NEW HAVEN, CONN.--The men who run Yale football are a very serious bunch, not given to many puns. Except for some late November experimentation in the art of scoring extra points last season, they can rarely be accused of straying from the straight and narrow Blue and White line. Unfortunate experience has taught them to avoid things like full back spinners and ten-year contracts.
Their basic idea of football is a game in which the Yale team scores many, many touchdowns. While they were very happy last year, it must be noted that currently they are a very downcast group right now. One doesn't have to be a paid New Haven statistician to know that Yale has scored one (1) touchdown in its last three games; one doesn't have to be an Ivy League football coach to know that Yale has won none (0) of its last three games.
Eddie Molloy has a bad knee and Yale has a bad attack. The experts, both medical and otherwise, seem to feel that there is little hope for improvement in either case.
Molloy probably won't be back for the rest of the year, according to both the doctors and Jordan Olivar. And what old Blues feared after he was injured has happened--his sucessor, Jim Lopez, just hasn't shown the passing accuracy that Yale must depend on. Lopez has helped the Elis defensively, but probably right now Olivar would trade all of last year's defensive platoon for a small, slow, little man like Carroll Lowenstein, with a sturdy accurate arm like Lowenstein's.
Lopez just hasn't helped Yale. Against Cornell, when the Big Red and Blue battled to a scoreless tic, he cost the Bulldogs a touchdown when he was unable to connect with a receiver on four throws from within the Cornell twenty. The discouraging thing about this, according to Eli sportswriters, is that the incompletions weren't the result of bad luck, they were the result of bad throwing.
"We miss Molloy down here more than you could ever guess," one New Haven sportswriter said before Saturday's loss to Dartmouth.
There are other problem for Olivar. One has been finding a place for Yale captain Joe Fortunato. Fortunato, a clever hard tackling linebacker last year just hasn't been able to make the transition to the game of one platoon. He isn't a shifty runner, and he can't play the line.
"Yeh, Fortunato's the captain," said the same sportswriter, "and Oliver was counting on him heavily."
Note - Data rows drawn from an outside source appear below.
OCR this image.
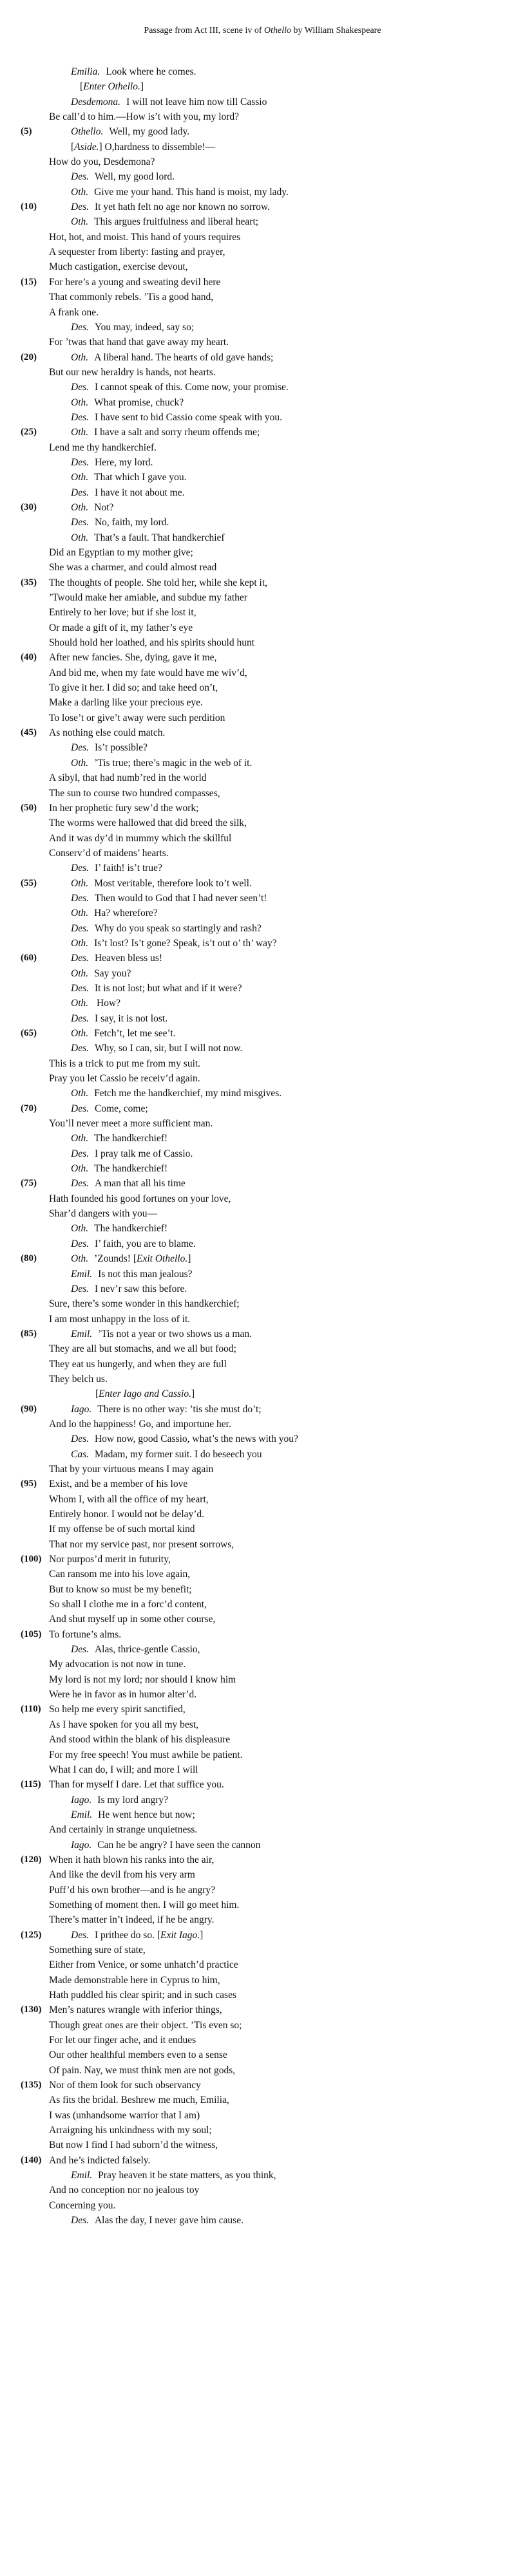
Passage from Act III, scene iv of Othello by William Shakespeare
Emilia. Look where he comes.
[Enter Othello.]
Desdemona. I will not leave him now till Cassio
Be call’d to him.—How is’t with you, my lord?
(5)	Othello. Well, my good lady.
[Aside.] O,hardness to dissemble!—
How do you, Desdemona?
Des. Well, my good lord.
Oth. Give me your hand. This hand is moist, my lady.
(10)	Des. It yet hath felt no age nor known no sorrow.
Oth. This argues fruitfulness and liberal heart;
Hot, hot, and moist. This hand of yours requires
A sequester from liberty: fasting and prayer,
Much castigation, exercise devout,
(15)	For here’s a young and sweating devil here
That commonly rebels. ’Tis a good hand,
A frank one.
Des. You may, indeed, say so;
For ’twas that hand that gave away my heart.
(20)	Oth. A liberal hand. The hearts of old gave hands;
But our new heraldry is hands, not hearts.
Des. I cannot speak of this. Come now, your promise.
Oth. What promise, chuck?
Des. I have sent to bid Cassio come speak with you.
(25)	Oth. I have a salt and sorry rheum offends me;
Lend me thy handkerchief.
Des. Here, my lord.
Oth. That which I gave you.
Des. I have it not about me.
(30)	Oth. Not?
Des. No, faith, my lord.
Oth. That’s a fault. That handkerchief
Did an Egyptian to my mother give;
She was a charmer, and could almost read
(35)	The thoughts of people. She told her, while she kept it,
’Twould make her amiable, and subdue my father
Entirely to her love; but if she lost it,
Or made a gift of it, my father’s eye
Should hold her loathed, and his spirits should hunt
(40)	After new fancies. She, dying, gave it me,
And bid me, when my fate would have me wiv’d,
To give it her. I did so; and take heed on’t,
Make a darling like your precious eye.
To lose’t or give’t away were such perdition
(45)	As nothing else could match.
Des. Is’t possible?
Oth. ’Tis true; there’s magic in the web of it.
A sibyl, that had numb’red in the world
The sun to course two hundred compasses,
(50)	In her prophetic fury sew’d the work;
The worms were hallowed that did breed the silk,
And it was dy’d in mummy which the skillful
Conserv’d of maidens’ hearts.
Des. I’ faith! is’t true?
(55)	Oth. Most veritable, therefore look to’t well.
Des. Then would to God that I had never seen’t!
Oth. Ha? wherefore?
Des. Why do you speak so startingly and rash?
Oth. Is’t lost? Is’t gone? Speak, is’t out o’ th’ way?
(60)	Des. Heaven bless us!
Oth. Say you?
Des. It is not lost; but what and if it were?
Oth. How?
Des. I say, it is not lost.
(65)	Oth. Fetch’t, let me see’t.
Des. Why, so I can, sir, but I will not now.
This is a trick to put me from my suit.
Pray you let Cassio be receiv’d again.
Oth. Fetch me the handkerchief, my mind misgives.
(70)	Des. Come, come;
You’ll never meet a more sufficient man.
Oth. The handkerchief!
Des. I pray talk me of Cassio.
Oth. The handkerchief!
(75)	Des. A man that all his time
Hath founded his good fortunes on your love,
Shar’d dangers with you—
Oth. The handkerchief!
Des. I’ faith, you are to blame.
(80)	Oth. ’Zounds! [Exit Othello.]
Emil. Is not this man jealous?
Des. I nev’r saw this before.
Sure, there’s some wonder in this handkerchief;
I am most unhappy in the loss of it.
(85)	Emil. ’Tis not a year or two shows us a man.
They are all but stomachs, and we all but food;
They eat us hungerly, and when they are full
They belch us.
[Enter Iago and Cassio.]
(90)	Iago. There is no other way: ’tis she must do’t;
And lo the happiness! Go, and importune her.
Des. How now, good Cassio, what’s the news with you?
Cas. Madam, my former suit. I do beseech you
That by your virtuous means I may again
(95)	Exist, and be a member of his love
Whom I, with all the office of my heart,
Entirely honor. I would not be delay’d.
If my offense be of such mortal kind
That nor my service past, nor present sorrows,
(100) Nor purpos’d merit in futurity,
Can ransom me into his love again,
But to know so must be my benefit;
So shall I clothe me in a forc’d content,
And shut myself up in some other course,
(105) To fortune’s alms.
Des. Alas, thrice-gentle Cassio,
My advocation is not now in tune.
My lord is not my lord; nor should I know him
Were he in favor as in humor alter’d.
(110) So help me every spirit sanctified,
As I have spoken for you all my best,
And stood within the blank of his displeasure
For my free speech! You must awhile be patient.
What I can do, I will; and more I will
(115) Than for myself I dare. Let that suffice you.
Iago. Is my lord angry?
Emil. He went hence but now;
And certainly in strange unquietness.
Iago. Can he be angry? I have seen the cannon
(120) When it hath blown his ranks into the air,
And like the devil from his very arm
Puff’d his own brother—and is he angry?
Something of moment then. I will go meet him.
There’s matter in’t indeed, if he be angry.
(125)	Des. I prithee do so. [Exit Iago.]
Something sure of state,
Either from Venice, or some unhatch’d practice
Made demonstrable here in Cyprus to him,
Hath puddled his clear spirit; and in such cases
(130) Men’s natures wrangle with inferior things,
Though great ones are their object. ’Tis even so;
For let our finger ache, and it endues
Our other healthful members even to a sense
Of pain. Nay, we must think men are not gods,
(135) Nor of them look for such observancy
As fits the bridal. Beshrew me much, Emilia,
I was (unhandsome warrior that I am)
Arraigning his unkindness with my soul;
But now I find I had suborn’d the witness,
(140) And he’s indicted falsely.
Emil. Pray heaven it be state matters, as you think,
And no conception nor no jealous toy
Concerning you.
Des. Alas the day, I never gave him cause.
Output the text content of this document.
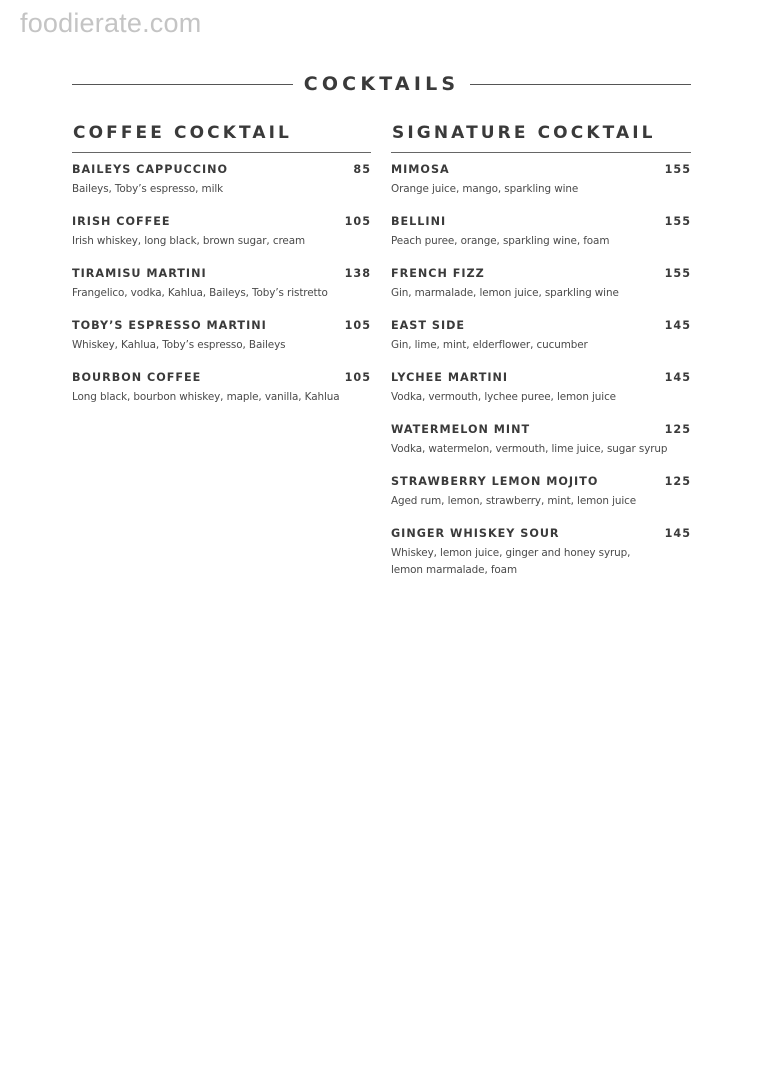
foodierate.com
COCKTAILS
COFFEE COCKTAIL
BAILEYS CAPPUCCINO	85
Baileys, Toby’s espresso, milk
IRISH COFFEE	105
Irish whiskey, long black, brown sugar, cream
TIRAMISU MARTINI	138
Frangelico, vodka, Kahlua, Baileys, Toby’s ristretto
TOBY’S ESPRESSO MARTINI	105
Whiskey, Kahlua, Toby’s espresso, Baileys
BOURBON COFFEE	105
Long black, bourbon whiskey, maple, vanilla, Kahlua
SIGNATURE COCKTAIL
MIMOSA	155
Orange juice, mango, sparkling wine
BELLINI	155
Peach puree, orange, sparkling wine, foam
FRENCH FIZZ	155
Gin, marmalade, lemon juice, sparkling wine
EAST SIDE	145
Gin, lime, mint, elderflower, cucumber
LYCHEE MARTINI	145
Vodka, vermouth, lychee puree, lemon juice
WATERMELON MINT	125
Vodka, watermelon, vermouth, lime juice, sugar syrup
STRAWBERRY LEMON MOJITO	125
Aged rum, lemon, strawberry, mint, lemon juice
GINGER WHISKEY SOUR	145
Whiskey, lemon juice, ginger and honey syrup,
lemon marmalade, foam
"He played five minutes in the 7-to-7 Colgate tie."
Colgate Without Clasby
If Cambridge fans want to know how it is to have the captain play for five minutes, they might imagine what would have happened in the Harvard-Colgate game if Dick Clasby had seen such limited action.
At fullback Jerry Jones, the team's leading rusher last season has gained less than 50 yards this season. Slowed down at first by the flu, Jones hasn't come along well. Latest statistics give him 43 yards gained in 12 carries. Jones in the process has lost his job to a former junior understudy, Phil Mathias. Mathias has carried the weight of the Yale attack and has stood up surprisingly well. He carried 31 times for 100 yards against Colgate, and made 34 in ten tries against Dartmouth. But observers say he is not the runner Jones was in the Stadium here last November.
Six Fumbles
A newly discovered tendency to fumble, which cost them the ball exactly six time against Dartmouth in the 32-to-0 game, has also caused much concern. So far nothing has been prescribed, but the feeling is that the Yale backfield, unable to score for so long has tensed, and the fumbles are the result.
But all the incomplete passes and costly fumbles don't make Yale a sott touch. A powerful line, which up to last week had given Yale the best defensive record in the country, makes the Dartmouth loss seem more like a cold than cancer. The Yale line was good last year, it is even better now. Few teams have been able to go through it, most, in order to gain, have had to go over it. Bill Beagle, whose thoughtless refusal to kick barefoot has disappointed thousands of spectators completed four touchdown passes last Saturday.
In Cambridge Lowenstein completed five.
Yale has a solid line but a lot of weaknesses. One of them oddly enough has been finding a successor to Yeager; the Elis have converted on only five of ten opportunities this year.